To appear in the city’s official mayoral primary debates, the baseline requirement is that candidates raise and spend $174,225.
That threshold is only 2.5 percent of the spending limit of the city’s matching funds program — far below the amount that competitive candidates throw around and theoretically an amount that more fringe candidates could meet if they catch public excitement. A candidate needs to both raise and spend the money before the September filing deadline to ensure he or she has more skin in the game than simply loaning him or herself a large chunk of money. A candidate could write that check, but then would have to spend it too.
In the room where it happens
But who gets into the debates has been debated and tweaked since the current system began in 1997. It raises the question of how to determine whether someone is serious enough to be publicly elevated for a run, while also increasing attention to competitive local races.
This year is no exception, particularly because of the numbers on the Democratic side: only Mayor Bill de Blasio has raised and spent enough to make the debate, and if nobody else hits the threshold the mayor won’t be required to debate at all.
The debate program began in 1997 after the 1993 contest when David Dinkins and Rudy Giuliani could not agree to terms for debates. The dispute? Over whether a third-party candidate should take the stage with them. There were no debates that year despite $3 million in public funds going to the leading candidates.
At first, the debates had less-strict entrance requirements. During the 1997 Democratic primary, city engineer Eric Ruano-Melendez got into the debates despite having raised only $20 and never getting much traction, according to a Campaign Finance Board after-election report in 2001. News accounts record one of his debate performances including the singing of a snippet of the national anthem and other miscues. The New York Times asked to be dropped from hosting contention in 2001 because entrance requirements didn’t limit the debates to “serious contenders as judged by journalistic standards.”
Legislation in 2004 set a $50,000 fundraising threshold for the first primary debate and allowed other criteria like polling to be added.
This year, the rules have changed again, ratcheting up the threshold for the first primary debate (the second “leading contender” debate will have more stringent requirements). CFB spokesman Matt Sollars says the monetary threshold was due to be raised as it had been static since 2005.
Some of the candidates trailing de Blasio on the Democratic side have complained about the increase. As of Monday’s filing deadline, none of them have hit the threshold that they’d need by the fall.
“That’s a heavy lift for us,” police reform advocate Bob Gangi says of the $174,225. He has raised some $6,500 in net contributions, more in loans, and spent almost $4,000. He cites the difficulties candidates outside the political world have in making the connections necessary to get the money.
Former city council member Sal Albanese expressed confidence he’d hit the threshold — he now has net contributions of nearly $83,000 with $6,000 spent, according to Monday’s filings — but said the tripling of the fundraising threshold for this year’s race was “unbelievably unfair.”

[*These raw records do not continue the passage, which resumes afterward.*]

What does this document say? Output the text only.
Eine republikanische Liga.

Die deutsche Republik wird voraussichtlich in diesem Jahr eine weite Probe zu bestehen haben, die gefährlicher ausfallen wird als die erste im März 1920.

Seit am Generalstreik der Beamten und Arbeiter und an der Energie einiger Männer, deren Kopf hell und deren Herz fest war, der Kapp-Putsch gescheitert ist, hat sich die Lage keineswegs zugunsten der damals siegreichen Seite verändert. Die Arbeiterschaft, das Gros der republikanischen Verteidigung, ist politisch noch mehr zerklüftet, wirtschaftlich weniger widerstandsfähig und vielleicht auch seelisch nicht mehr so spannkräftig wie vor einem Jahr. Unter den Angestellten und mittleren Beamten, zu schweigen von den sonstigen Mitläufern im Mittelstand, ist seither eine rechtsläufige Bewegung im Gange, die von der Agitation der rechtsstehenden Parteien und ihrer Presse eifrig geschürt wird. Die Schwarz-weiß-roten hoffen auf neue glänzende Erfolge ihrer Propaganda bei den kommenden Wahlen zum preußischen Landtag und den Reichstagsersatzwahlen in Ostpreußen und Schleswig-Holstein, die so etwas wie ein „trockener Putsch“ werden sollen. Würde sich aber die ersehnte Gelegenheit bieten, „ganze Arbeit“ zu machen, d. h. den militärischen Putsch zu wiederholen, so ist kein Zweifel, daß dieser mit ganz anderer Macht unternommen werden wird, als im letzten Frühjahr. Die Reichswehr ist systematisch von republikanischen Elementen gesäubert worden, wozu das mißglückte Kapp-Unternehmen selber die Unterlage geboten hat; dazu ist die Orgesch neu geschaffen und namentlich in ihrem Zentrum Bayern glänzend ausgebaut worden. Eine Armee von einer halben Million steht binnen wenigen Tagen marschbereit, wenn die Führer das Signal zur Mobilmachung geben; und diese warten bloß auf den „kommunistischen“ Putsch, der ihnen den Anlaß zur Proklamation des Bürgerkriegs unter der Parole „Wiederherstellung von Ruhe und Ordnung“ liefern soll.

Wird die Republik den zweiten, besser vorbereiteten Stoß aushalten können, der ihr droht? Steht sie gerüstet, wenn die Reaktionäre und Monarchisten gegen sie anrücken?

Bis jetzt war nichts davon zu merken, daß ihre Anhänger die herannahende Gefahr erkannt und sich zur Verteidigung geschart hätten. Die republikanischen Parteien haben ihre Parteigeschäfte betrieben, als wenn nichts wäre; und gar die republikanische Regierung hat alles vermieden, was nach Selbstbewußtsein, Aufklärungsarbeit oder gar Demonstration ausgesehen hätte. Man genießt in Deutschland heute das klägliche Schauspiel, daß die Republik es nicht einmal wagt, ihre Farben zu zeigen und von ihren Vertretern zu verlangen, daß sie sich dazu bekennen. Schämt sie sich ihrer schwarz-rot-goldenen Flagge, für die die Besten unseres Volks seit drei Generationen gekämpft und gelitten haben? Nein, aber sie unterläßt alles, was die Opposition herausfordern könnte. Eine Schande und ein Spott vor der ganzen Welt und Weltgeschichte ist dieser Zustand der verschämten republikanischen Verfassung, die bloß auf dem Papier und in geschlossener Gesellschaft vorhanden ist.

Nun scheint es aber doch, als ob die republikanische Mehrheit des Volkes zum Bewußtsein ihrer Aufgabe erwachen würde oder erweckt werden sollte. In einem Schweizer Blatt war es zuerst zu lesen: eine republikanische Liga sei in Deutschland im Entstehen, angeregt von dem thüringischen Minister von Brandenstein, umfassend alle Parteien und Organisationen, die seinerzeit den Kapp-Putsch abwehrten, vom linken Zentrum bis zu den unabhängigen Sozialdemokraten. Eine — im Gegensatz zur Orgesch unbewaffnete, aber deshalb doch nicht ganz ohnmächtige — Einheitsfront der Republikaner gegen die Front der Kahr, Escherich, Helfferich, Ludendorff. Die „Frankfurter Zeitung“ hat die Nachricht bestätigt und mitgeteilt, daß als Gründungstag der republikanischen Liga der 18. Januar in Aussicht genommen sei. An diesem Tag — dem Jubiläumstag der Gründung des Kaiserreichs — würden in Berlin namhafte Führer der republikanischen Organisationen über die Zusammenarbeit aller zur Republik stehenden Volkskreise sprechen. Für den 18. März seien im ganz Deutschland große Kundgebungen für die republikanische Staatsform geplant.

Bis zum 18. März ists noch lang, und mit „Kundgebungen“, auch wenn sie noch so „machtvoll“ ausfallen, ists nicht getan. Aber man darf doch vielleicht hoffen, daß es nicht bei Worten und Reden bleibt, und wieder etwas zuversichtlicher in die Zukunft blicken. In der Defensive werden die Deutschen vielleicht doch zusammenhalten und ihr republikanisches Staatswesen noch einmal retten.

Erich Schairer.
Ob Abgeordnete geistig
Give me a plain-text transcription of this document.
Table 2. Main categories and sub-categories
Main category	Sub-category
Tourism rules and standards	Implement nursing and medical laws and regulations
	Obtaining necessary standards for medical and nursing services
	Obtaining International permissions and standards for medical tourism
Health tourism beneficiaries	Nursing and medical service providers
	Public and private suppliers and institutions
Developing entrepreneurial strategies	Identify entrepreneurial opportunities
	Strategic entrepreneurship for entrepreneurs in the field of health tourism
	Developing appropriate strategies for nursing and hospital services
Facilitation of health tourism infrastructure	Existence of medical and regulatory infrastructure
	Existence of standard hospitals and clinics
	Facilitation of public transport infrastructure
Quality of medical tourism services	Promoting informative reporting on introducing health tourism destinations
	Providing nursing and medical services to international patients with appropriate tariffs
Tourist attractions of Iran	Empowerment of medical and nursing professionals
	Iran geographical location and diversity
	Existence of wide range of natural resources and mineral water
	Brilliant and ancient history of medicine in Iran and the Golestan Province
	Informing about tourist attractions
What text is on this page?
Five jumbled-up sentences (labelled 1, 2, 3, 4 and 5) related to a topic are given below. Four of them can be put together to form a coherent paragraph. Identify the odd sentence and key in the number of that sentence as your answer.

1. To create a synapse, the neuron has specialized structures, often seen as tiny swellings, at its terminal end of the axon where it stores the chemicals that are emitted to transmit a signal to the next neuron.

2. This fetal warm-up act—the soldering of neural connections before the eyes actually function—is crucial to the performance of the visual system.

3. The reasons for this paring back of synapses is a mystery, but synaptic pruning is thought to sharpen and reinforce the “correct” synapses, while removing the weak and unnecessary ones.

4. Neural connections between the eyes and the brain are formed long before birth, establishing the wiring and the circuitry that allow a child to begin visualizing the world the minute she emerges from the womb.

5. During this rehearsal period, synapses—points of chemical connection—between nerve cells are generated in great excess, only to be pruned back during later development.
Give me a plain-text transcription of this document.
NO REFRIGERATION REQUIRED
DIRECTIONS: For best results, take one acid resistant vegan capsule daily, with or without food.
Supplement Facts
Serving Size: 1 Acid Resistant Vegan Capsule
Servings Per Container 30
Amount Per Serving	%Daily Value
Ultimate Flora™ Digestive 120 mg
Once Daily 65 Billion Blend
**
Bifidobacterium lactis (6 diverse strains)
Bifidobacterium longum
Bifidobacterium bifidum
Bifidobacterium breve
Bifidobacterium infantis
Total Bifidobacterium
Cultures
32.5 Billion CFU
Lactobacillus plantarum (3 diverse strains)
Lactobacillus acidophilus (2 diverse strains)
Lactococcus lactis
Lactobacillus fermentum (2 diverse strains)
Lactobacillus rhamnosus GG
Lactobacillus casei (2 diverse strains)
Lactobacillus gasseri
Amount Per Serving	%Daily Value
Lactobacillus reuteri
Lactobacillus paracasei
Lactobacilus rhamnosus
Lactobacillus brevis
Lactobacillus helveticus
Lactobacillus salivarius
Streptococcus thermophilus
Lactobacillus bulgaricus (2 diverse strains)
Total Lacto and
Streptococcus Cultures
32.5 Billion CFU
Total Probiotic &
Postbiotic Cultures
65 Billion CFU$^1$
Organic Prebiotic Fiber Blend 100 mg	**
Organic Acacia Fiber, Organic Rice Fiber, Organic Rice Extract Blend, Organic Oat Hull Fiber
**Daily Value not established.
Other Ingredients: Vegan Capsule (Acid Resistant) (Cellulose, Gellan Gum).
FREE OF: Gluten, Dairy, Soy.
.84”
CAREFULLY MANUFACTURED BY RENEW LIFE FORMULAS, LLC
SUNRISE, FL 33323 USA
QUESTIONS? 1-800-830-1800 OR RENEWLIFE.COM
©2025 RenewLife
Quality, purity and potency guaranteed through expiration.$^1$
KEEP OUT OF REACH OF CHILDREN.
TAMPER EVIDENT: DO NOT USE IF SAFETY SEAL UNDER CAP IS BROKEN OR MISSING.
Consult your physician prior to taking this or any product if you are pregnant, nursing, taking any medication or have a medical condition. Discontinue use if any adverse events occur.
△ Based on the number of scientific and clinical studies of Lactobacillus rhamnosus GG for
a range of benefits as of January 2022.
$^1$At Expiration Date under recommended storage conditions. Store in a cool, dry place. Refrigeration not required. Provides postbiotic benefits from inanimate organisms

A chicken and egg question
The requirement isn’t all that much if you plan to run a citywide campaign leading up to the September primary debate. But it’s not easy to cadge money from donors who have their eye on an incumbent mayor who has already raised $4.4 million in net contributions. You’d have to be pretty serious to be worth the donation, but how to get the money if you aren’t serious enough to be on the debate stage?
On the other hand, looser requirements have resulted in chaotic debates in the past, even in New York. That doesn’t necessarily lead to great voter education.
“I don’t have a problem with demonstrating you’ve got a modicum of support,” Albanese says, but he suggests that support could be measured non-monetarily: perhaps by reaching 1,000 donors, for example, of whatever size.
He also supports a fuller public financing system such as a version of what exists in Seattle, where voters receive “vouchers” totaling $100 to send to their preferred candidates.
Debate sponsors are set to be announced in June, according to the CFB. From then until September, the candidates will have to fundraise and spend to prove their seriousness under the law in order to make the stage.